About Mortgage Payment Protection Insurance (MPPI)

An MPPI policy pays your mortgage for you if you become unable to work for an extended period of time, as a result of redundancy, accident, sickness or disability. There are also other payment protection policies that can be obtained to cover credit card or loan repayments. If there is a reasonable chance you will find yourself out of work in the future, then this sort of policy can provide you with valuable financial assistance.

An MPPI policy should provide enough income to cover all your monthly mortgage expenses. If you have a repayment mortgage, this should be your capital and interest repayment and if you have an interest-only mortgage , the MPPI should cover your interest payment as well as your normal monthly contribution to the investment vehicle that will repay your loan.

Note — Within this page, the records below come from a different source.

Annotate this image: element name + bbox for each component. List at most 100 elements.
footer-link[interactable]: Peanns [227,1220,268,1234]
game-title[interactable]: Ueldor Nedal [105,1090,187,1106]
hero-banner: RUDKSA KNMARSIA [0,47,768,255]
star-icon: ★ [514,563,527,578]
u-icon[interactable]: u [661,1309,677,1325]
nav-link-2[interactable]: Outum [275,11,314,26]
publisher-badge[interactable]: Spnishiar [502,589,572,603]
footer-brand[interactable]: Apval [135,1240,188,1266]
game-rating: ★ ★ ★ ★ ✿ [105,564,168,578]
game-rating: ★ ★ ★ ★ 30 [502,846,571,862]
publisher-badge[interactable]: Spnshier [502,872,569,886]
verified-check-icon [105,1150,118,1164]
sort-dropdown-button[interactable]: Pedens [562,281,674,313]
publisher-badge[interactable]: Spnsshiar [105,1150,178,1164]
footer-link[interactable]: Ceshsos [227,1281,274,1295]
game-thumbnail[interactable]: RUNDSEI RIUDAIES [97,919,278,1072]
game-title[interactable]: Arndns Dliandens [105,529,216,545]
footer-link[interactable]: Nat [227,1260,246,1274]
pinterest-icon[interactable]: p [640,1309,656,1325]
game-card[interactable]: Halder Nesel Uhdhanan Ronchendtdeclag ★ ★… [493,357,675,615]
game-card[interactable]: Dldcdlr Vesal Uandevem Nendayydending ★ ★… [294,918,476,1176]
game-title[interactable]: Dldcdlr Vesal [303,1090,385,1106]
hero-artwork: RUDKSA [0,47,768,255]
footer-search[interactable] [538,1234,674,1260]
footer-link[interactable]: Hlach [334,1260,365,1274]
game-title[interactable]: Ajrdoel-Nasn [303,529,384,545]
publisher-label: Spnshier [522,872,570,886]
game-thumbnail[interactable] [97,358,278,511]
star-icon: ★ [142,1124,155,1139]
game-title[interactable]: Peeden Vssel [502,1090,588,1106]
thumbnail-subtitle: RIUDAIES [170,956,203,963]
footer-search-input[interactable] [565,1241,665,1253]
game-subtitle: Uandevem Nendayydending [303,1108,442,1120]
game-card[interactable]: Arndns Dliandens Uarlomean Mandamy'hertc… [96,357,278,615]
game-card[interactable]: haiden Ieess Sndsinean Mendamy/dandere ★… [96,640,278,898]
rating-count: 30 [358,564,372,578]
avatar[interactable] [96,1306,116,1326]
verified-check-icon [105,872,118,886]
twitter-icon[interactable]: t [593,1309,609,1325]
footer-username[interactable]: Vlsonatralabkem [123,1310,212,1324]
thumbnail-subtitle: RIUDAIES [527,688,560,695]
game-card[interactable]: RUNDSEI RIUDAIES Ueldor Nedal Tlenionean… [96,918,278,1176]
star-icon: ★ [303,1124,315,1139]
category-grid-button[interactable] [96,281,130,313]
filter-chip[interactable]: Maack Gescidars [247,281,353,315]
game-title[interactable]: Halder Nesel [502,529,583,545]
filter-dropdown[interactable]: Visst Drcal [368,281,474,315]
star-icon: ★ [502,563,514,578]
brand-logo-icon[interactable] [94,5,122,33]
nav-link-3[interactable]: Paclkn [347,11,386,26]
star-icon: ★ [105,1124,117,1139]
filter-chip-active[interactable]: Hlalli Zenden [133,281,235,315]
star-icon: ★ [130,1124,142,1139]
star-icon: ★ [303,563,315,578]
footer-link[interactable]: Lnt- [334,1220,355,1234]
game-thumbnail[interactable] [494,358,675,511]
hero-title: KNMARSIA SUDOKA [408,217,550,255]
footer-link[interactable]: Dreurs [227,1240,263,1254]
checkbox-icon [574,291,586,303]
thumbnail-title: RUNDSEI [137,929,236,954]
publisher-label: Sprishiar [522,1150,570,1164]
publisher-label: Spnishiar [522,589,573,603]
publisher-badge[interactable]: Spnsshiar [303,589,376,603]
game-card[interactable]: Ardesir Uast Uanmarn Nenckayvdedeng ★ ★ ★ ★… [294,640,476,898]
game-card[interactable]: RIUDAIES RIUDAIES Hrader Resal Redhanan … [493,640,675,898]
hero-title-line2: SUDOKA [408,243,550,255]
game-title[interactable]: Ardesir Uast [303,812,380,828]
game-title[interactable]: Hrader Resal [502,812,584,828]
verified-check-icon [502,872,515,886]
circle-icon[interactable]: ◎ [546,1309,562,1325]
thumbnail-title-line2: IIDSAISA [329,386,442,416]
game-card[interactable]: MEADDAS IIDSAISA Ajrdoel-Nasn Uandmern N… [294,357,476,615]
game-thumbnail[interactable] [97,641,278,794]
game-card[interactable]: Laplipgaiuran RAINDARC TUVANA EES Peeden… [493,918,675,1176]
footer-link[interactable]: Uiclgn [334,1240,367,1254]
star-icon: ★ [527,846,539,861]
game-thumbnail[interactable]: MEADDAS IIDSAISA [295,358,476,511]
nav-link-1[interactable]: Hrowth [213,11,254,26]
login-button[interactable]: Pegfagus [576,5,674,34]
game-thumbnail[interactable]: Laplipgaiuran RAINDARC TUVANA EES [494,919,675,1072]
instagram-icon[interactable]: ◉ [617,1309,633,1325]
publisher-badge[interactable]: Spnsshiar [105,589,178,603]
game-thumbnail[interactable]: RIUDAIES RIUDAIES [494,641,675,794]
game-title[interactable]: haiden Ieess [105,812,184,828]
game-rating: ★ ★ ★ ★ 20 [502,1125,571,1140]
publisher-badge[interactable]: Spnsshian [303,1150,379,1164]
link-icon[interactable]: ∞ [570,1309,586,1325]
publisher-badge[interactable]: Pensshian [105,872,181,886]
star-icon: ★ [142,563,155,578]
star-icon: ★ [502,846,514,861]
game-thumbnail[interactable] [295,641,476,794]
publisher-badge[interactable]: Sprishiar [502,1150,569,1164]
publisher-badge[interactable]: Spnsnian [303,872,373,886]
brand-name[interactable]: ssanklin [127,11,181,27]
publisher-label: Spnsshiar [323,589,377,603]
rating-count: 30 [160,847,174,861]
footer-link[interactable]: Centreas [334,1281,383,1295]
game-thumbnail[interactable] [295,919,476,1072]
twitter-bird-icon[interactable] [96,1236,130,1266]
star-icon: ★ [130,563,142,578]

Most non-mortgage PPI products are taken out for a length of time that corresponds to the life of the loan it is protecting. Some people cover themselves for slightly less than the loan period, in the assumption that they will somehow be able to make the payments for a short time, even if they lose their job. Only do this if you are absolutely sure that you will be able to cover your payments. Mortgage PPI is usually taken out for anything from one to five years at which point you can reassess and decide whether to renew the policy.

There is usually a deferral period - a length of time after you are unable to work or make the claim before you can start to receive insurance payouts. Typically this ranges from 30 to 60 days, though for non-mortgage related products, the deferral period can be as long as 90 or even 120 days.